President Joe Biden signed the Inflation Reduction Act (IRA) into law last week, adding to a long history of legislation that will achieve the opposite of what its name claims. Consider the quality of K-12 education after the No Child Left Behind Act, or the affordability of health care after the Affordable Care Act. Already, the Congressional Budget Office projects that the law will have zero impact on inflation. This will not surprise Americans, who, by a three-to-one margin, expect the law to increase inflation, not reduce it.
Yet one surprise about the new tax law is not yet making headlines. In passing their own version of tax reform, the Democrats left the 2017 Tax Cuts and Jobs Act (TCJA) completely intact, despite five years of promises to repeal it. No less than President Biden himself made a campaign promise that “on day one, I will move to eliminate Trump’s tax cuts.”
Deference to the TCJA reveals that it is, in fact, good policy with bipartisan appeal. The most obvious thing to fix about the TCJA is to make its key provisions permanent.
Republicans passed the TCJA through budget reconciliation in 2017. Democrats decried the law as “tax cuts for the rich,” funded by a middle-class tax hike. Yet the Joint Committee on Taxation found that the TCJA made the tax code more progressive. And the Congressional Budget Office found that the law cut tax rates across the board, not just for the wealthy. Even the Washington Post belatedly reported that most households got a tax cut.
The TCJA reformed individual and business taxes. Income tax rates were cut for all income levels, with the top rate falling from 39.6 percent to 37 percent. The law nearly doubled the standard deduction and the child tax credit. To pay for these revenue reductions, the TCJA eliminated the personal exemption, capped the deduction for state and local taxes, and limited deductions for mortgage interest and charitable contributions.

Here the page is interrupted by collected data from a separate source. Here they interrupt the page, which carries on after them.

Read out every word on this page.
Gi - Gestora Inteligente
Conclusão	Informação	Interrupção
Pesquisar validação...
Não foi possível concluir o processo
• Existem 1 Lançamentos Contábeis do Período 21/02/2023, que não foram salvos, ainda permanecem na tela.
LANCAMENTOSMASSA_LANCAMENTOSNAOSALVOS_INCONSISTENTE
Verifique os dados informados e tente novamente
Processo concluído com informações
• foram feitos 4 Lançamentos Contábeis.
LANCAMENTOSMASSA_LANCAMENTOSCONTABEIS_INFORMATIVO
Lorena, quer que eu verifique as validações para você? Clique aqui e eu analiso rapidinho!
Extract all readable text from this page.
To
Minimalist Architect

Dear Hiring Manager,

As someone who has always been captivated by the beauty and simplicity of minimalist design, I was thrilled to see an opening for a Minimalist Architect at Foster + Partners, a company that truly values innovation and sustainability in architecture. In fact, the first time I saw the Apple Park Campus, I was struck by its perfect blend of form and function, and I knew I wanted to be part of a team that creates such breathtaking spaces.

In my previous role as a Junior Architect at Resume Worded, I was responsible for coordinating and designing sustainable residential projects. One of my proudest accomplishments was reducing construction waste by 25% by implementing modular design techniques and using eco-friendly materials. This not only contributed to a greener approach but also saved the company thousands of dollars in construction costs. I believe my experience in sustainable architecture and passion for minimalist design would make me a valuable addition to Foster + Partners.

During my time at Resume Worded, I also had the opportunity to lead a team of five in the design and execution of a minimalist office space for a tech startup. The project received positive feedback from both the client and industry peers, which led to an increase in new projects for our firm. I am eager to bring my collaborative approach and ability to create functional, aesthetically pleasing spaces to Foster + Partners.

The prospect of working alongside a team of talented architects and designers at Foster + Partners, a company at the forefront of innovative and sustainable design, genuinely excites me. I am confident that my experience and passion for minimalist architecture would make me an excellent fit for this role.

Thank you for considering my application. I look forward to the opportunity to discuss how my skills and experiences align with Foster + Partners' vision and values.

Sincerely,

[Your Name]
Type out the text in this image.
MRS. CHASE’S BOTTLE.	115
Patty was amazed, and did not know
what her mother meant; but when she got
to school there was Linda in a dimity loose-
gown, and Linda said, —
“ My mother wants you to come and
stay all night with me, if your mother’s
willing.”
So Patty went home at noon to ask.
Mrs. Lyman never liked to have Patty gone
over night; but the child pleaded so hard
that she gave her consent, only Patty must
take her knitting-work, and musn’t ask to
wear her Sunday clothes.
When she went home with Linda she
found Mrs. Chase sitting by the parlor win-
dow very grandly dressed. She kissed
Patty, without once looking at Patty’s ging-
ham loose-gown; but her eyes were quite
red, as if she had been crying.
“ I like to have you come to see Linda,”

The law’s business tax reforms were far more important for American global competitiveness. The corporate rate was slashed from 35 percent to 21 percent, and businesses were allowed full and immediate expensing for investments in short-lived (20 years and less) capital assets. The tax code’s business net-interest deduction was limited. Combined with full expensing, these changes removed the code’s bias for debt financing over equity financing. The TCJA also modernized the U.S. corporate tax system by moving to territorial taxation, coupled with provisions to prevent profit off-shoring. Finally, smaller pass-through businesses received a 20 percent deduction against taxable income.
In all of this, congressional Democrats found nothing to change in their quest to raise taxes. Perhaps they’ve conceded the reality that the TCJA, though imperfect, significantly improved the American tax system.
Biden’s IRA, on the other hand, raises tax revenue by imposing a 15 percent tax on corporate book income (the income that corporations report on financial statements to shareholders). This strange policy outsources the definition of taxable income from the Internal Revenue Code—written by the people’s elected representatives to Congress—to the private, unelected Financial Accounting Standards Board, a professional organization that sets accounting standards. Tax revenue is also expected to increase through increased IRS enforcement and a new 1 percent tax on stock buybacks.
The TCJA was a fiscal white whale that Democratic leaders promised to harpoon. Yet they left it unscathed. One explanation for why comes from Manhattan Institute senior fellow Brian Riedl, who argues that despite its party-line vote, the TCJA was more bipartisan than Democrats want to admit. As a Senate staffer, Riedl listened to Democrats concede that lower corporate rates, full expensing, and a territorial business tax system were commonsense policies—but they worried about angering progressive activists.
Perhaps Democrats became trapped by their own successful messaging campaign against the TCJA, which prevented them from publicly admitting its merits. As two New York Times columnists wrote in a 2019 synopsis: “To a large degree, the gap between perception and reality on the tax cuts appears to flow from a sustained—and misleading—effort by liberal opponents of the law to brand it as a broad middle-class tax increase.”
The TCJA does have one obvious flaw: some critical provisions will expire in coming years. The law should be made permanent, which would enhance U.S. competitiveness and encourage reshoring American supply chains.
That work belongs to a future Congress. For now, the TCJA remains intact.